Within the ADFS view, we can see some useful information such as Token requests. This data is represented in an hour fashion, and we can see the number of tokens being requested per hour over the given date range.

And good view is the Password Failed attempts. We can see how many bad password attempts were made over the various date range, but information such as which user, and when, could be useful.

This information is all good, however without doing some custom management pack work, it is impossible to get any additional data, ie. which users are requesting the token, which users are inputting bad passwords, and which users are connecting to which site/service offered by ADFS.

OMS (Operations Management Suite)

OMS does a nice job with dashboards, but unlike SCOM, we need to not only know which Event IDs we need to capture, we also need to build our dashboards out. This is not ideal, as it does require some custom work, and some investigation with regards to ADFS related Event IDs.

The query below, “EventID=4648 OR EventID4624 | measure count() by TargetAccount” shows us which target account/active directory user has requested the most ADFS tokens over the last 1 hour. Please note, this query is based on the OMS Log Analytics language version 1.

Since OMS does require a lot of ADFS knowledge, ie Event IDs, I decided not to proceed any further and build additional queries and dashboards.

Azure AD Connect Health

Lastly, Azure AD Connect is probably the most simple, and least technical configuration.

As a prerequisite, I enabled the all event types on the ADFS logs.

After running the AD Connect agent on the ADFS server(s).  And launching the Azure Resource Manager portal, we get some dashboards. Right off the bat, we can see some excellent information. Let’s take a deeper look.

If we click on the total request widget, this shows us similar data as we see in SCOM 2016, with some exceptions. Not only can we see the number of tokens being requested. We also can see which ADFS server within the farm is distributing the tokens. Since this is a highly-available and load-balanced configuration, it is comforting to know ADFS is distributing tokens as it is designed.

Secondly, we can also see which services within ADFS are generating the most hits. This is great to see which sites are the most busy. This something that lacks in SCOM and OMS, and I was unable to generate even after some custom MP work.

 

 

If we go into the Bad Password Attempts widget, we can see not only the number of bad password attempts, but also see which user and at what time and their source IP the attempt was generated from — very cool!

Overall, AD Connect Health does an excellent job and provides rich data and expands on what SCOM already does.

Verdict

After comparing SCOM 2016, OMS and Azure AD Connect Health, the clear winner is Azure AD Connect Health.

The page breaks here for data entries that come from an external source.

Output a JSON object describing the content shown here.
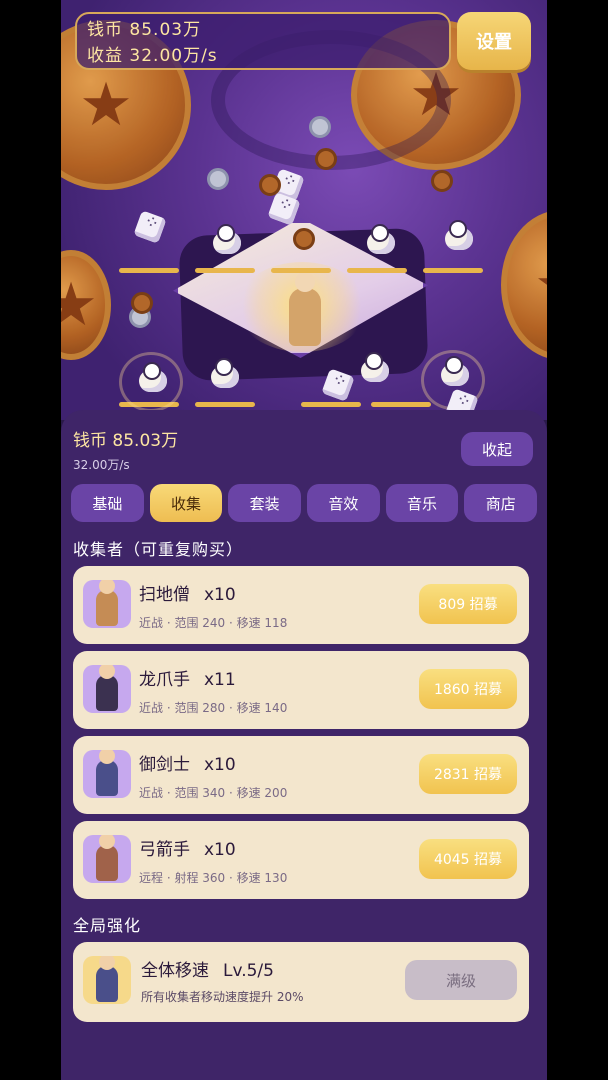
{
  "hud": {
    "coins_line": "钱币 85.03万",
    "income_line": "收益 32.00万/s",
    "settings_label": "设置"
  },
  "panel": {
    "coins": "钱币 85.03万",
    "rate": "32.00万/s",
    "collapse_label": "收起",
    "tabs": [
      {
        "label": "基础",
        "active": false
      },
      {
        "label": "收集",
        "active": true
      },
      {
        "label": "套装",
        "active": false
      },
      {
        "label": "音效",
        "active": false
      },
      {
        "label": "音乐",
        "active": false
      },
      {
        "label": "商店",
        "active": false
      }
    ],
    "collectors_title": "收集者（可重复购买）",
    "collectors": [
      {
        "name": "扫地僧",
        "count": "x10",
        "stats": "近战 · 范围 240 · 移速 118",
        "recruit": "809 招募",
        "icon": "monk-icon",
        "color": "#c58c55"
      },
      {
        "name": "龙爪手",
        "count": "x11",
        "stats": "近战 · 范围 280 · 移速 140",
        "recruit": "1860 招募",
        "icon": "dragon-claw-fighter-icon",
        "color": "#3b3150"
      },
      {
        "name": "御剑士",
        "count": "x10",
        "stats": "近战 · 范围 340 · 移速 200",
        "recruit": "2831 招募",
        "icon": "swordsman-icon",
        "color": "#4a4f8a"
      },
      {
        "name": "弓箭手",
        "count": "x10",
        "stats": "远程 · 射程 360 · 移速 130",
        "recruit": "4045 招募",
        "icon": "archer-icon",
        "color": "#a0624a"
      }
    ],
    "global_title": "全局强化",
    "global_upgrade": {
      "name": "全体移速",
      "level": "Lv.5/5",
      "desc": "所有收集者移动速度提升 20%",
      "button": "满级",
      "icon": "speed-upgrade-icon"
    }
  },
  "colors": {
    "accent_gold": "#f1c34f",
    "panel_purple": "#3f2568",
    "tab_purple": "#6a44a6",
    "card_cream": "#f3e6cd"
  }
}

Not only is the configuration straight forward, but provides more than enough information to monitor the ADFS environment. Azure AD Connect Health provides rich and very clear dashboards with almost no effect other than some log configuration on the ADFS server(s). The data is comparable to what SCOM presents, however much more richer and detailed. OMS and SCOM are still good tools, however does require some more technical knowledge and building the dashboards can be laboursome.